I blame the arsonist.
I fully intended to post my favorite recipes of 2011 on New Year's Eve while I sat on my couch, my hand glued to a giant glass of white wine. That was the big plan. Couch time. Giant glass of white wine time. Sentimental reflective time.
It was going to make me uber-emotional and obnoxious. I was going to tell you that "2011 was a year of monumental change for me." I was going to tell you that I got a new job, a new car and a renewed sense of self. It was going to be gross and cliched and everything that makes me hate New Year's and resolutions and people who get reflective after they drink too many giant glasses of white wine.
Instead, I spent New Year's Eve driving down to my parents' house in Orange County because I was convinced that the LA arsonist was going to torch my new car, Molly. I didn't even consider that Molly was more likely to get in an accident driving on the 405, in the fog, on New Year's, than she was to be singled out for the arsonist's next sparkler. Clearly, my reflective skills were not functioning properly.
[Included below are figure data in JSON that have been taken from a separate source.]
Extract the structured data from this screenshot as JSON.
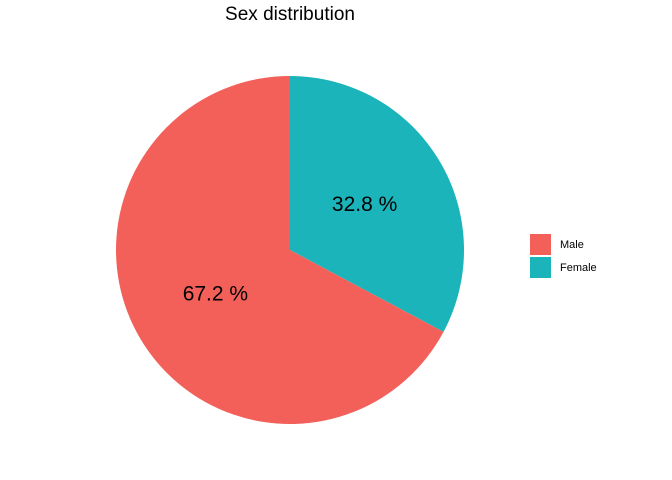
{
  "chart_data": {
    "type": "pie",
    "title": "Sex distribution",
    "categories": [
      "Male",
      "Female"
    ],
    "values": [
      67.2,
      32.8
    ],
    "labels": [
      "67.2 %",
      "32.8 %"
    ],
    "colors": [
      "#F8766D",
      "#00BFC4"
    ],
    "slice_colors_rendered": [
      "#F3605A",
      "#1AB4BA"
    ],
    "start_angle": "12 o'clock",
    "direction": "clockwise, Female first",
    "legend": {
      "position": "right",
      "entries": [
        "Male",
        "Female"
      ]
    }
  }
}
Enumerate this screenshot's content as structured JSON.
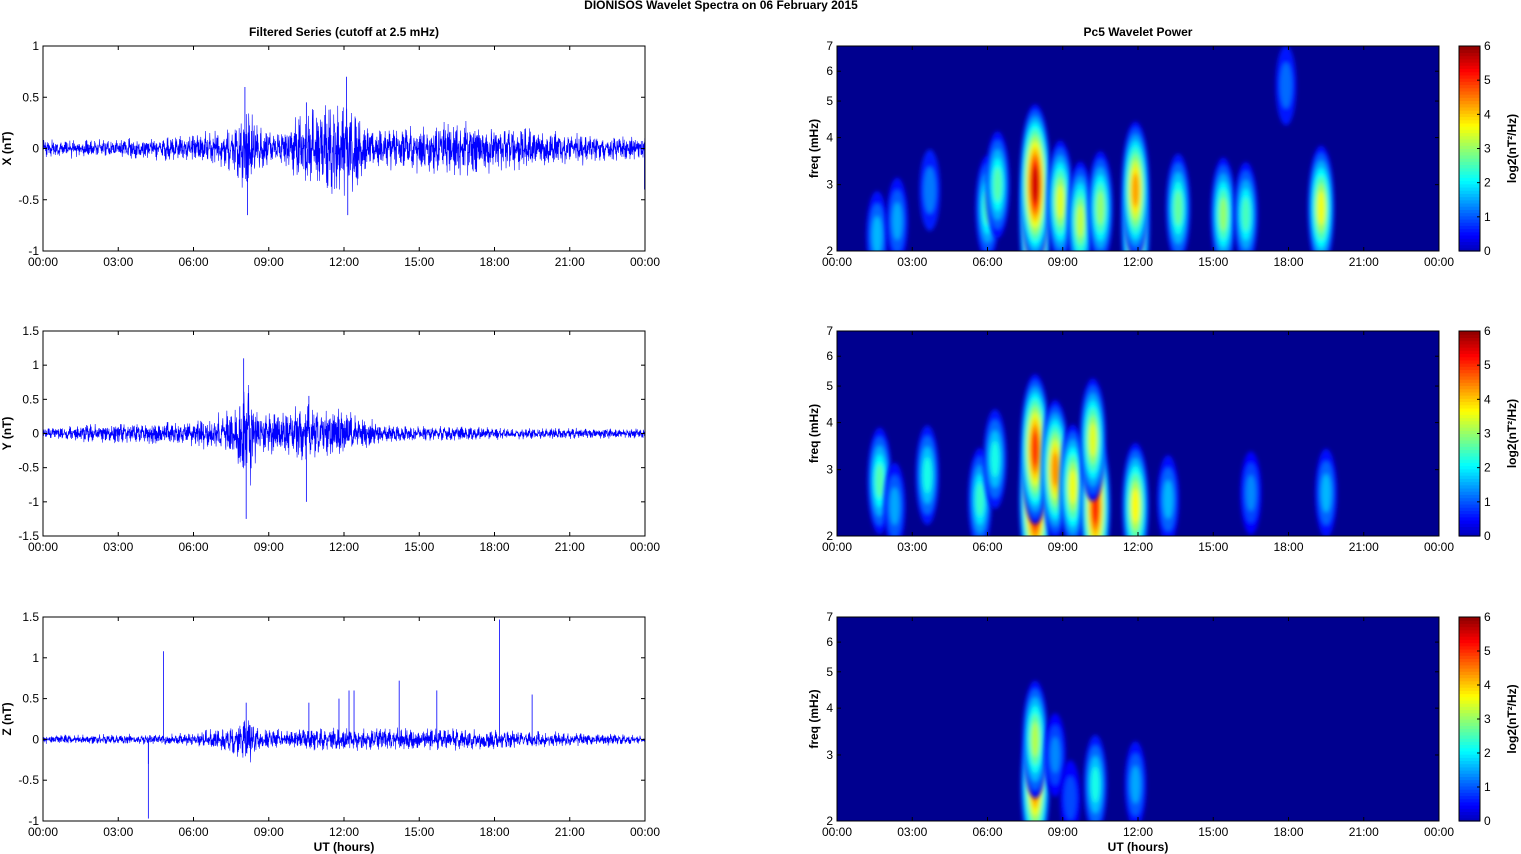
{
  "title": "DIONISOS Wavelet Spectra on 06 February  2015",
  "colors": {
    "trace": "#0000ff",
    "axis": "#000000",
    "background": "#00008f"
  },
  "chart_data": [
    {
      "type": "line",
      "panel": "X",
      "title": "Filtered Series (cutoff at 2.5 mHz)",
      "ylabel": "X (nT)",
      "xlabel": "",
      "xlim": [
        0,
        24
      ],
      "ylim": [
        -1,
        1
      ],
      "xticks": [
        "00:00",
        "03:00",
        "06:00",
        "09:00",
        "12:00",
        "15:00",
        "18:00",
        "21:00",
        "00:00"
      ],
      "yticks": [
        "-1",
        "-0.5",
        "0",
        "0.5",
        "1"
      ],
      "envelope": [
        {
          "t": 0,
          "amp": 0.1
        },
        {
          "t": 3,
          "amp": 0.1
        },
        {
          "t": 6,
          "amp": 0.15
        },
        {
          "t": 7.8,
          "amp": 0.3
        },
        {
          "t": 8.1,
          "amp": 0.6
        },
        {
          "t": 8.5,
          "amp": 0.3
        },
        {
          "t": 9.3,
          "amp": 0.15
        },
        {
          "t": 10.2,
          "amp": 0.4
        },
        {
          "t": 12.1,
          "amp": 0.55
        },
        {
          "t": 13,
          "amp": 0.2
        },
        {
          "t": 16.8,
          "amp": 0.3
        },
        {
          "t": 19.8,
          "amp": 0.2
        },
        {
          "t": 24,
          "amp": 0.12
        }
      ],
      "spikes": [
        {
          "t": 8.05,
          "y": 0.6
        },
        {
          "t": 8.15,
          "y": -0.65
        },
        {
          "t": 12.1,
          "y": 0.7
        },
        {
          "t": 12.15,
          "y": -0.65
        },
        {
          "t": 10.5,
          "y": 0.45
        },
        {
          "t": 23.98,
          "y": -0.4
        }
      ]
    },
    {
      "type": "line",
      "panel": "Y",
      "title": "",
      "ylabel": "Y (nT)",
      "xlabel": "",
      "xlim": [
        0,
        24
      ],
      "ylim": [
        -1.5,
        1.5
      ],
      "xticks": [
        "00:00",
        "03:00",
        "06:00",
        "09:00",
        "12:00",
        "15:00",
        "18:00",
        "21:00",
        "00:00"
      ],
      "yticks": [
        "-1.5",
        "-1",
        "-0.5",
        "0",
        "0.5",
        "1",
        "1.5"
      ],
      "envelope": [
        {
          "t": 0,
          "amp": 0.08
        },
        {
          "t": 1.5,
          "amp": 0.15
        },
        {
          "t": 6,
          "amp": 0.2
        },
        {
          "t": 7.6,
          "amp": 0.4
        },
        {
          "t": 8.1,
          "amp": 1.0
        },
        {
          "t": 8.6,
          "amp": 0.4
        },
        {
          "t": 9.5,
          "amp": 0.35
        },
        {
          "t": 10.5,
          "amp": 0.45
        },
        {
          "t": 12.1,
          "amp": 0.4
        },
        {
          "t": 13.5,
          "amp": 0.15
        },
        {
          "t": 18,
          "amp": 0.1
        },
        {
          "t": 24,
          "amp": 0.08
        }
      ],
      "spikes": [
        {
          "t": 8.0,
          "y": 1.1
        },
        {
          "t": 8.1,
          "y": -1.25
        },
        {
          "t": 10.5,
          "y": -1.0
        },
        {
          "t": 10.6,
          "y": 0.55
        }
      ]
    },
    {
      "type": "line",
      "panel": "Z",
      "title": "",
      "ylabel": "Z (nT)",
      "xlabel": "UT (hours)",
      "xlim": [
        0,
        24
      ],
      "ylim": [
        -1,
        1.5
      ],
      "xticks": [
        "00:00",
        "03:00",
        "06:00",
        "09:00",
        "12:00",
        "15:00",
        "18:00",
        "21:00",
        "00:00"
      ],
      "yticks": [
        "-1",
        "-0.5",
        "0",
        "0.5",
        "1",
        "1.5"
      ],
      "envelope": [
        {
          "t": 0,
          "amp": 0.06
        },
        {
          "t": 6,
          "amp": 0.08
        },
        {
          "t": 7.9,
          "amp": 0.25
        },
        {
          "t": 8.2,
          "amp": 0.4
        },
        {
          "t": 8.6,
          "amp": 0.15
        },
        {
          "t": 12,
          "amp": 0.15
        },
        {
          "t": 16.8,
          "amp": 0.15
        },
        {
          "t": 24,
          "amp": 0.06
        }
      ],
      "spikes": [
        {
          "t": 4.2,
          "y": -0.97
        },
        {
          "t": 4.2,
          "y": -0.3
        },
        {
          "t": 4.8,
          "y": 1.08
        },
        {
          "t": 8.1,
          "y": 0.45
        },
        {
          "t": 12.2,
          "y": 0.6
        },
        {
          "t": 12.4,
          "y": 0.6
        },
        {
          "t": 14.2,
          "y": 0.72
        },
        {
          "t": 15.7,
          "y": 0.6
        },
        {
          "t": 18.2,
          "y": 1.47
        },
        {
          "t": 19.5,
          "y": 0.55
        },
        {
          "t": 10.6,
          "y": 0.45
        },
        {
          "t": 11.8,
          "y": 0.5
        }
      ]
    },
    {
      "type": "heatmap",
      "panel": "X",
      "title": "Pc5 Wavelet Power",
      "ylabel": "freq (mHz)",
      "xlabel": "",
      "yscale": "log",
      "xlim": [
        0,
        24
      ],
      "ylim": [
        2,
        7
      ],
      "xticks": [
        "00:00",
        "03:00",
        "06:00",
        "09:00",
        "12:00",
        "15:00",
        "18:00",
        "21:00",
        "00:00"
      ],
      "yticks": [
        "2",
        "3",
        "4",
        "5",
        "6",
        "7"
      ],
      "clim": [
        0,
        6
      ],
      "colorbar_label": "log2(nT²/Hz)",
      "colorbar_ticks": [
        "0",
        "1",
        "2",
        "3",
        "4",
        "5",
        "6"
      ],
      "blobs": [
        {
          "t": 1.6,
          "f": 2.2,
          "v": 1.6
        },
        {
          "t": 2.4,
          "f": 2.4,
          "v": 1.5
        },
        {
          "t": 3.7,
          "f": 2.9,
          "v": 1.2
        },
        {
          "t": 6.0,
          "f": 2.6,
          "v": 2.5
        },
        {
          "t": 6.4,
          "f": 3.0,
          "v": 2.6
        },
        {
          "t": 7.9,
          "f": 2.4,
          "v": 5.8
        },
        {
          "t": 7.9,
          "f": 3.0,
          "v": 5.6
        },
        {
          "t": 8.9,
          "f": 2.7,
          "v": 3.5
        },
        {
          "t": 9.7,
          "f": 2.4,
          "v": 3.3
        },
        {
          "t": 10.5,
          "f": 2.6,
          "v": 3.0
        },
        {
          "t": 11.9,
          "f": 2.3,
          "v": 4.5
        },
        {
          "t": 11.9,
          "f": 2.9,
          "v": 4.3
        },
        {
          "t": 13.6,
          "f": 2.6,
          "v": 2.7
        },
        {
          "t": 15.4,
          "f": 2.5,
          "v": 3.0
        },
        {
          "t": 16.3,
          "f": 2.5,
          "v": 2.5
        },
        {
          "t": 19.3,
          "f": 2.6,
          "v": 3.6
        },
        {
          "t": 17.9,
          "f": 5.5,
          "v": 1.1
        }
      ]
    },
    {
      "type": "heatmap",
      "panel": "Y",
      "title": "",
      "ylabel": "freq (mHz)",
      "xlabel": "",
      "yscale": "log",
      "xlim": [
        0,
        24
      ],
      "ylim": [
        2,
        7
      ],
      "xticks": [
        "00:00",
        "03:00",
        "06:00",
        "09:00",
        "12:00",
        "15:00",
        "18:00",
        "21:00",
        "00:00"
      ],
      "yticks": [
        "2",
        "3",
        "4",
        "5",
        "6",
        "7"
      ],
      "clim": [
        0,
        6
      ],
      "colorbar_label": "log2(nT²/Hz)",
      "colorbar_ticks": [
        "0",
        "1",
        "2",
        "3",
        "4",
        "5",
        "6"
      ],
      "blobs": [
        {
          "t": 1.7,
          "f": 2.8,
          "v": 2.6
        },
        {
          "t": 2.3,
          "f": 2.4,
          "v": 1.5
        },
        {
          "t": 3.6,
          "f": 2.9,
          "v": 2.2
        },
        {
          "t": 5.7,
          "f": 2.5,
          "v": 2.4
        },
        {
          "t": 6.3,
          "f": 3.2,
          "v": 2.2
        },
        {
          "t": 7.9,
          "f": 2.5,
          "v": 6.0
        },
        {
          "t": 7.9,
          "f": 3.4,
          "v": 5.0
        },
        {
          "t": 8.7,
          "f": 3.0,
          "v": 4.4
        },
        {
          "t": 9.4,
          "f": 2.7,
          "v": 3.6
        },
        {
          "t": 10.3,
          "f": 2.4,
          "v": 5.1
        },
        {
          "t": 10.2,
          "f": 3.6,
          "v": 3.5
        },
        {
          "t": 11.9,
          "f": 2.4,
          "v": 3.7
        },
        {
          "t": 13.2,
          "f": 2.5,
          "v": 1.6
        },
        {
          "t": 16.5,
          "f": 2.6,
          "v": 1.3
        },
        {
          "t": 19.5,
          "f": 2.6,
          "v": 1.6
        }
      ]
    },
    {
      "type": "heatmap",
      "panel": "Z",
      "title": "",
      "ylabel": "freq (mHz)",
      "xlabel": "UT (hours)",
      "yscale": "log",
      "xlim": [
        0,
        24
      ],
      "ylim": [
        2,
        7
      ],
      "xticks": [
        "00:00",
        "03:00",
        "06:00",
        "09:00",
        "12:00",
        "15:00",
        "18:00",
        "21:00",
        "00:00"
      ],
      "yticks": [
        "2",
        "3",
        "4",
        "5",
        "6",
        "7"
      ],
      "clim": [
        0,
        6
      ],
      "colorbar_label": "log2(nT²/Hz)",
      "colorbar_ticks": [
        "0",
        "1",
        "2",
        "3",
        "4",
        "5",
        "6"
      ],
      "blobs": [
        {
          "t": 7.9,
          "f": 2.5,
          "v": 4.6
        },
        {
          "t": 7.9,
          "f": 3.3,
          "v": 3.2
        },
        {
          "t": 8.7,
          "f": 3.0,
          "v": 1.3
        },
        {
          "t": 10.3,
          "f": 2.5,
          "v": 2.2
        },
        {
          "t": 11.9,
          "f": 2.5,
          "v": 1.5
        },
        {
          "t": 9.3,
          "f": 2.3,
          "v": 0.9
        }
      ]
    }
  ]
}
Again, I blame the arsonist.
Today, four days into the new year, I'm not feeling nearly as sentimental about 2011. I'm feeling convicted. Ready to eat 2012 whole with big messy bites. Just like I ate these recipes -- my favorite of 2011 -- this past year.
While I was, you know, going through all those monumental changes.
Nancy Silverton's Bran Muffins
These will always be the muffins I ate on the morning *I* bought my first car. It's only fitting that they were practically perfect in every way - hearty specimens with an unexpected depth of flavor and tenderness to their interiors. I wouldn't expect anything less from LA's queen of bread and pastry.
Spice Krinkles with Dried Apricots and Chocolate
I thought I'd moved passed the days when I could eat a half dozen cookies in a single sitting. Until this recipe came along. I ate no less than 15 of them this holiday season. These spicy vixens killed all my restraint with their chewy interiors, crackly exteriors and bold accents of apricot and chocolate. Joy to the World, indeed.
Colorful Lentil and Couscous Salad
I never knew a salad could smell intoxicating before I encountered this recipe adapted from the Kitchn. Lentils become anything but ho-hum with the addition of pomegranate molasses, sundried tomatoes and sauteed onion and peppers. Eating it almost made me forget that I'm supposed to be the Quinoa Queen -- not the Lentil Lady.
The only way to improve the most famous tomato sauce in the country is to add an egg and serve it on top of toasted bread. Scott Conant = Genius.
Warm Quinoa Salad with Fried Egg, Spring Vegetables and Herbs
This dish was the theme song of my spring. I scoured the farmer's market every weekend for asparagus and fresh English peas, and went through four basil plants from Trader Joe's making it over the course of the season. This is what delicious obsession looks like.
I coined these squares of sin the "Be-All End-All Brownie" for good reason. I have no desire to make any other brownie recipe ever again.
Warm Chickpea and Roasted Cauliflower Salad
Nine months later and I'm still hopelessly hooked on this salad. It's gotten to the point where I can't pass a cauliflower at the farmer's market or grocery store without envisioning it in this form. The key is using absurd quantities of lemon, garlic, parsley, basil, and Parmesan. You'll need a good half head of cauliflower per person.
Red Quinoa Salad with Apples, Walnuts, Dried Cranberries, and Smoked Gouda
This is the salad I make for people who say they don't like quinoa. It's trail mix in a less depraved form --utterly addicting with the different textures and assertive tang from the dried cranberries and sherry vinegar. The deal is sealed with the tiny cubes of smoked gouda. Quinoa haters don't stand a chance.
I'm fairly convinced that this recipe is why Molly Wizenberg married her husband Brandon. I would marry a blender if he made me a crock of these saucy, seductively spiced chickpeas. Particularly if he served it to me with quinoa and roasted cauliflower on the side.
Braised Kale with Chickpeas
This simple dish was the sleeper hit of the year. While perfectly worthy of best recipe status as is, it was also a saving grace without the chickpeas -- a proper side dish for a roast chicken dinner with the parents or companion for a serious steak. It was perhaps most significant, however, when curtly topped with a runny fried egg. It would be indecent of me to not to admit how many mornings I relied on it as a recovery breakfast after one too many indulgences the evening before.